The Lake


by Dolores Esteban



After losing his job, Rick had fallen into a deep depression. His mental state only changed when he read an ad in a magazine. Rick saw his chance. He made a trip to Las Vegas and won 18,000 dollars, more than he had earned in the previous two years. Fortune had favored him. Rick was on a winning streak.

He was looking out on the lake, his arm placed around Frank's shoulder. The midsummer night was quiet and warm. A few crickets were chirping. Rick looked at the full moon.

"The moon is very big," he said.

"Yes, it's this time of the year," Frank replied.

Rick had met Frank on his last night in Vegas in a crowded bar where Rick had been throwing a party. He had been drunk when Frank had chatted him up, and he did not quite remember how the handsome man had managed to persuade him to come to his place, a farm far from Vegas. Anyway, Rick saw his chance.  

He had gotten his luggage and had climbed into Frank's van. They had driven all night. Rick had fallen asleep in the car. Frank had woken him at sunrise upon their arrival at the farm where Frank lived with his father, a grumpy man with a constant frown. Rick didn't like the man, who had given him a curt nod and a dark look as a greeting. Frank told Rick to ignore his father. They didn't see the man much anyway, as they spent  the whole day in Frank's room and his bed. Rick was tired because of the party and the long drive, but Frank had a ravenous appetite. Rick was happy when Frank finally let him sleep. It was late in the afternoon by then.

Frank woke him a couple of hours later. Night was just falling. They were going to have a barbecue. Being hungry, Rick followed Frank outside to the lakeside where Frank had placed the barbecue grill. Frank brought fries and tomatoes and grilled hot dogs and burgers. They ate plenty and drank a couple of beers. Rick was feeling good.

They were sitting on the grass, looking out on the lake. Rick looked at the almost-black surface. The lake was quiet. Rick yawned, the food and drink and the warmth of the night lulling him softly to sleep. He leaned in to Frank. His thoughts were drifting off, but then he was startled at a desperate yell. Rick jumped to his feet, but Frank didn't move.

"Did you hear it?" Rick called out. "Someone needs help. Can you see them?"

"No," Frank said, wrapping his arms around his knees.

There was another yell, a male voice, sounding desperate. Water was splashing in the distance. Rick looked at Frank, but Frank didn't even glance up. Rick looked back at the lake. More water was splashing. A man called out for help. Rick, dressed in t-shirt and shorts, took off his shoes and hurried into the water.

The water was not as cold as he had expected. It was soft, cozy, and warm. Rick was taken aback for a moment at the squirmy warmth, but then focused on the drowning man in the distance. He swam with long and efficient strokes. The water got colder the closer he came to the spot where the man was struggling. Water was splashing about. Rick didn't see the man, but he heard his desperate yells. The ripples turned into waves the closer Rick came to the man. He increased his efforts but wasn't able to cover the distance. He tried harder, his strokes forceful, but he didn't reach the man, although the splashing was only a couple of meters away.

The water had become icy meanwhile. Rick gritted his teeth. Only five minutes had gone by, but it seemed to him more like an hour. Rick struggled through the waves. The water was sloshing, spurting, bubbling. It was gurgling, giggling and chuckling. And then the water erupted and splashed over Rick. The waves tossed him about, and then icy claws grabbed his ankles and dragged him under the surface. The waves broke into a ripple of laughter. Rick yelled and fought, but his struggle didn't last long, and then there was silence once more.
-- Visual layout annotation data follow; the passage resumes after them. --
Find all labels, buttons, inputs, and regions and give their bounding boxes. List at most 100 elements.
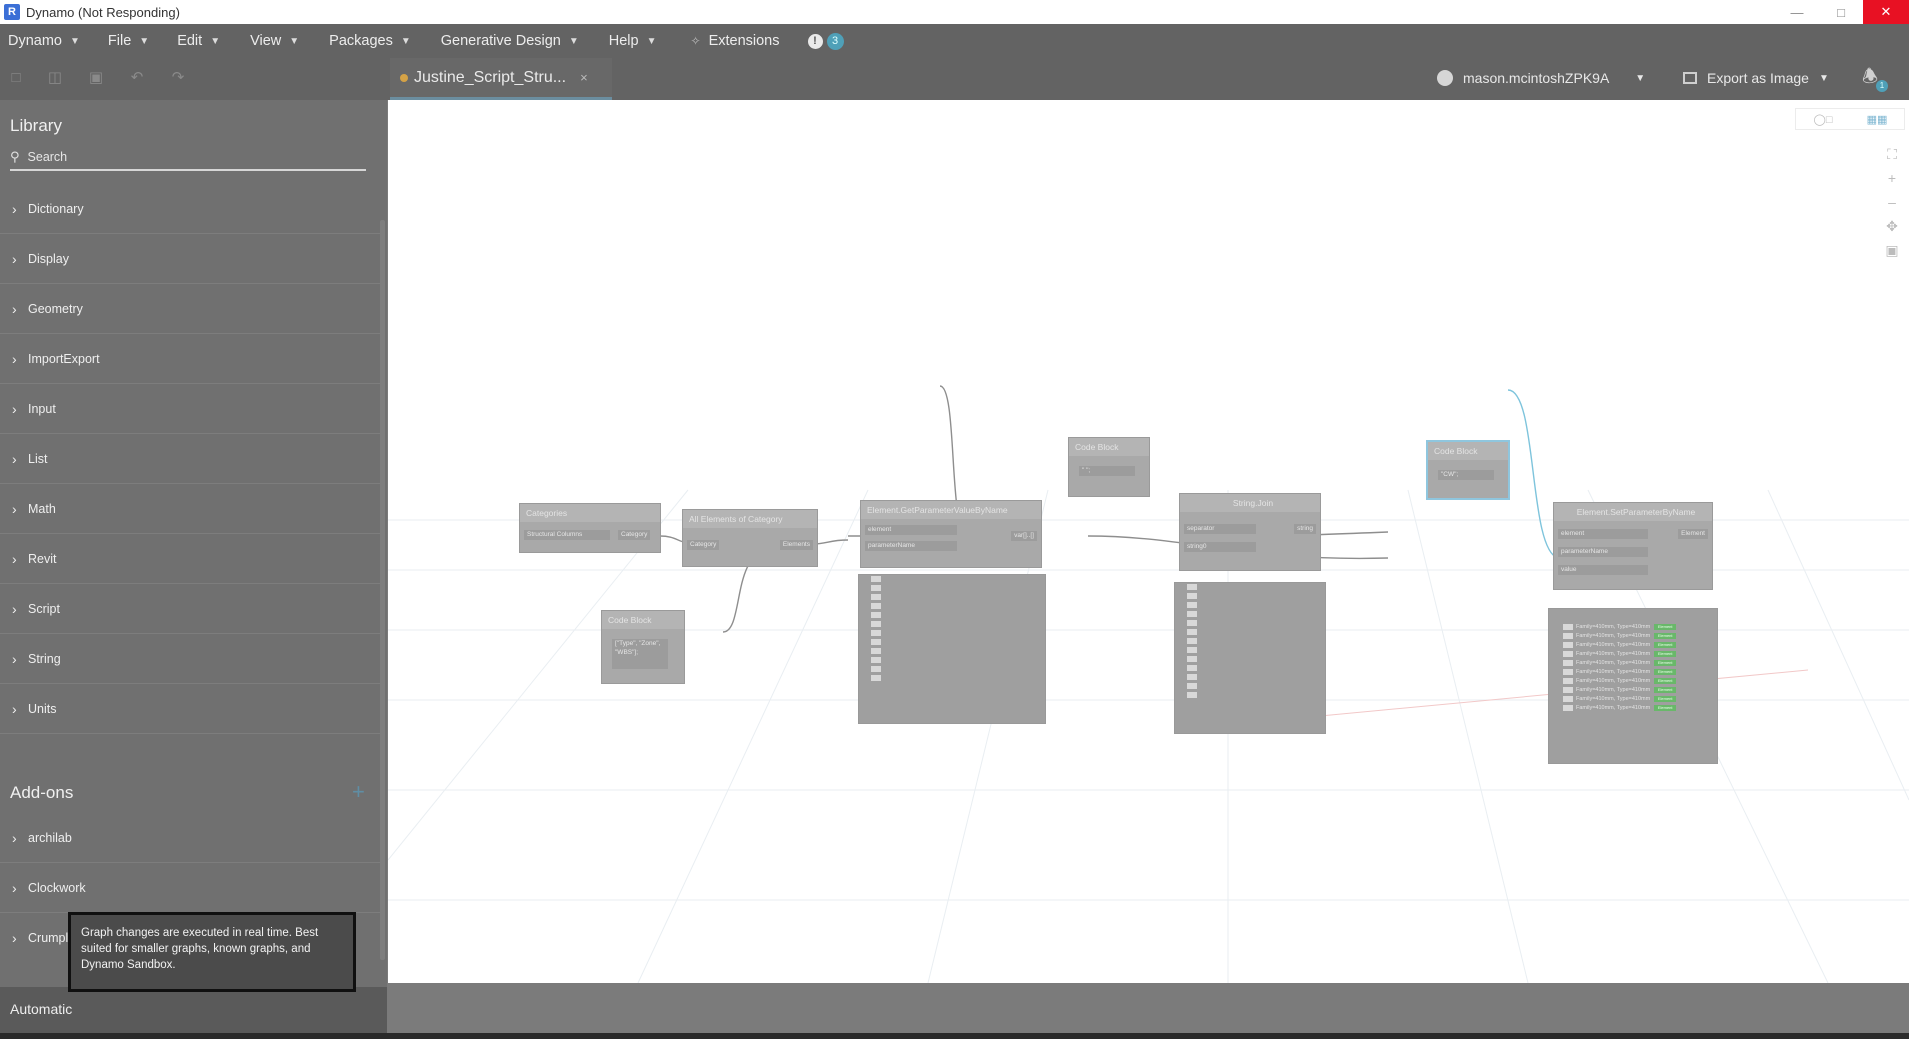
output-port-element[interactable]: Element: [1678, 529, 1708, 539]
preview-row: [1175, 637, 1325, 646]
new-file-icon[interactable]: □: [7, 69, 25, 87]
zoom-in-icon[interactable]: +: [1888, 166, 1896, 190]
preview-element-tag: Element: [1654, 695, 1677, 702]
orbit-icon[interactable]: ▣: [1885, 238, 1898, 262]
pan-icon[interactable]: ✥: [1886, 214, 1898, 238]
library-item-math[interactable]: › Math: [0, 484, 380, 534]
zoom-out-icon[interactable]: –: [1888, 190, 1896, 214]
run-mode-label[interactable]: Automatic: [10, 1001, 72, 1017]
background-view-icon[interactable]: ▦▦: [1850, 109, 1904, 129]
open-folder-icon[interactable]: ◫: [46, 69, 64, 87]
output-port-var[interactable]: var[]..[]: [1011, 531, 1037, 541]
chevron-right-icon: ›: [12, 829, 17, 846]
library-item-units[interactable]: › Units: [0, 684, 380, 734]
category-dropdown[interactable]: Structural Columns: [524, 530, 610, 540]
menu-file[interactable]: File ▼: [108, 24, 149, 58]
zoom-fit-icon[interactable]: ⛶: [1887, 142, 1897, 166]
close-tab-icon[interactable]: ×: [580, 70, 588, 85]
input-port-parameter-name[interactable]: parameterName: [865, 541, 957, 551]
chevron-right-icon: ›: [12, 450, 17, 467]
preview-row: [1175, 619, 1325, 628]
node-get-parameter-value-by-name[interactable]: Element.GetParameterValueByName element …: [860, 500, 1042, 568]
dynamo-app: Dynamo ▼ File ▼ Edit ▼ View ▼ Packages ▼ Gene…: [0, 24, 1909, 1033]
export-as-image-button[interactable]: Export as Image ▼: [1683, 70, 1829, 86]
graph-canvas[interactable]: ◯□ ▦▦ ⛶ + – ✥ ▣ Categories Structural Co…: [388, 100, 1909, 983]
input-port-separator[interactable]: separator: [1184, 524, 1256, 534]
library-item-revit[interactable]: › Revit: [0, 534, 380, 584]
library-item-importexport[interactable]: › ImportExport: [0, 334, 380, 384]
library-item-string[interactable]: › String: [0, 634, 380, 684]
caret-down-icon: ▼: [400, 35, 411, 47]
code-block-text[interactable]: " ";: [1079, 466, 1135, 476]
node-title: Categories: [520, 504, 660, 522]
preview-row: [859, 674, 1045, 683]
chevron-right-icon: ›: [12, 300, 17, 317]
close-icon[interactable]: ✕: [1863, 0, 1909, 24]
menu-packages[interactable]: Packages ▼: [329, 24, 411, 58]
node-categories[interactable]: Categories Structural Columns Category: [519, 503, 661, 553]
user-avatar-icon: [1437, 70, 1453, 86]
menu-label: File: [107, 33, 132, 49]
preview-text: Family=410mm, Type=410mm: [1576, 669, 1651, 675]
user-account[interactable]: mason.mcintoshZPK9A ▼: [1437, 70, 1645, 86]
output-port-category[interactable]: Category: [618, 530, 651, 540]
input-port-category[interactable]: Category: [687, 540, 720, 550]
menu-help[interactable]: Help ▼: [609, 24, 657, 58]
library-item-label: List: [28, 451, 48, 466]
preview-text: Family=410mm, Type=410mm: [1576, 696, 1651, 702]
menu-label: Help: [608, 33, 639, 49]
toolbar: □ ◫ ▣ ↶ ↷ Justine_Script_Stru... × mason…: [0, 58, 1909, 100]
library-item-script[interactable]: › Script: [0, 584, 380, 634]
menu-extensions[interactable]: ✧ Extensions: [691, 24, 780, 58]
input-port-value[interactable]: value: [1558, 565, 1648, 575]
node-all-elements-of-category[interactable]: All Elements of Category Category Elemen…: [682, 509, 818, 567]
library-item-display[interactable]: › Display: [0, 234, 380, 284]
preview-row: [1175, 691, 1325, 700]
library-search[interactable]: ⚲ Search: [10, 145, 366, 171]
node-code-block-value[interactable]: Code Block "CW";: [1426, 440, 1510, 500]
graph-view-icon[interactable]: ◯□: [1796, 109, 1850, 129]
undo-icon[interactable]: ↶: [128, 69, 146, 87]
redo-icon[interactable]: ↷: [169, 69, 187, 87]
bell-icon[interactable]: 🕭: [1862, 64, 1878, 94]
library-item-input[interactable]: › Input: [0, 384, 380, 434]
node-code-block-separator[interactable]: Code Block " ";: [1068, 437, 1150, 497]
save-icon[interactable]: ▣: [87, 69, 105, 87]
output-port-elements[interactable]: Elements: [779, 540, 813, 550]
preview-element-tag: Element: [1654, 650, 1677, 657]
node-set-parameter-by-name[interactable]: Element.SetParameterByName element param…: [1553, 502, 1713, 590]
preview-row: [859, 665, 1045, 674]
library-item-archilab[interactable]: › archilab: [0, 813, 380, 863]
notification-badge[interactable]: ! 3: [807, 32, 844, 50]
preview-element-tag: Element: [1654, 659, 1677, 666]
library-item-clockwork[interactable]: › Clockwork: [0, 863, 380, 913]
output-port-string[interactable]: string: [1294, 524, 1316, 534]
code-block-text[interactable]: "CW";: [1438, 470, 1494, 480]
menu-edit[interactable]: Edit ▼: [177, 24, 220, 58]
code-block-text[interactable]: ["Type", "Zone", "WBS"];: [612, 639, 668, 669]
library-item-geometry[interactable]: › Geometry: [0, 284, 380, 334]
preview-row: Family=410mm, Type=410mm Element: [1549, 695, 1717, 704]
minimize-icon[interactable]: —: [1775, 0, 1819, 24]
input-port-element[interactable]: element: [865, 525, 957, 535]
input-port-parameter-name[interactable]: parameterName: [1558, 547, 1648, 557]
tab-workspace[interactable]: Justine_Script_Stru... ×: [390, 58, 612, 100]
node-code-block-list[interactable]: Code Block ["Type", "Zone", "WBS"];: [601, 610, 685, 684]
add-package-icon[interactable]: +: [352, 779, 365, 805]
preview-text: Family=410mm, Type=410mm: [1576, 678, 1651, 684]
menu-view[interactable]: View ▼: [250, 24, 299, 58]
preview-row: [1175, 601, 1325, 610]
menu-dynamo[interactable]: Dynamo ▼: [8, 24, 80, 58]
input-port-element[interactable]: element: [1558, 529, 1648, 539]
maximize-icon[interactable]: □: [1819, 0, 1863, 24]
menu-generative-design[interactable]: Generative Design ▼: [441, 24, 579, 58]
library-scrollbar[interactable]: [380, 220, 385, 960]
chevron-right-icon: ›: [12, 250, 17, 267]
preview-row: Family=410mm, Type=410mm Element: [1549, 641, 1717, 650]
input-port-string0[interactable]: string0: [1184, 542, 1256, 552]
view-mode-toggle[interactable]: ◯□ ▦▦: [1795, 108, 1905, 130]
node-string-join[interactable]: String.Join separator string0 string: [1179, 493, 1321, 571]
library-item-dictionary[interactable]: › Dictionary: [0, 184, 380, 234]
library-item-list[interactable]: › List: [0, 434, 380, 484]
chevron-right-icon: ›: [12, 650, 17, 667]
The lake was quiet. A few crickets were chirping. Frank looked out on the water. His father stood behind him.

"It's been like this since my great-great-grandfather drowned his wife. The lake wants a sacrifice every year, else the water floods the land and ruins the fields and the farm. It's not a big thing. I don't think it's nature's wrath,. It's just this time of the year," Frank's father said, looking at the big moon.

Frank pushed his hands into the pockets of his jeans. He nodded his head.

"It wasn't hard to lure him here, was it?" his father asked.

"No. People come and go in Vegas. He was drunk. I took his cell phone before he could make a call. The phone's in the car," Frank said.

"You better get rid of it and his other things," his father replied, turning away after having another glance at the moon.

"Yes, Dad," Frank said, looking out on the lake.

In the distance the water was chuckling.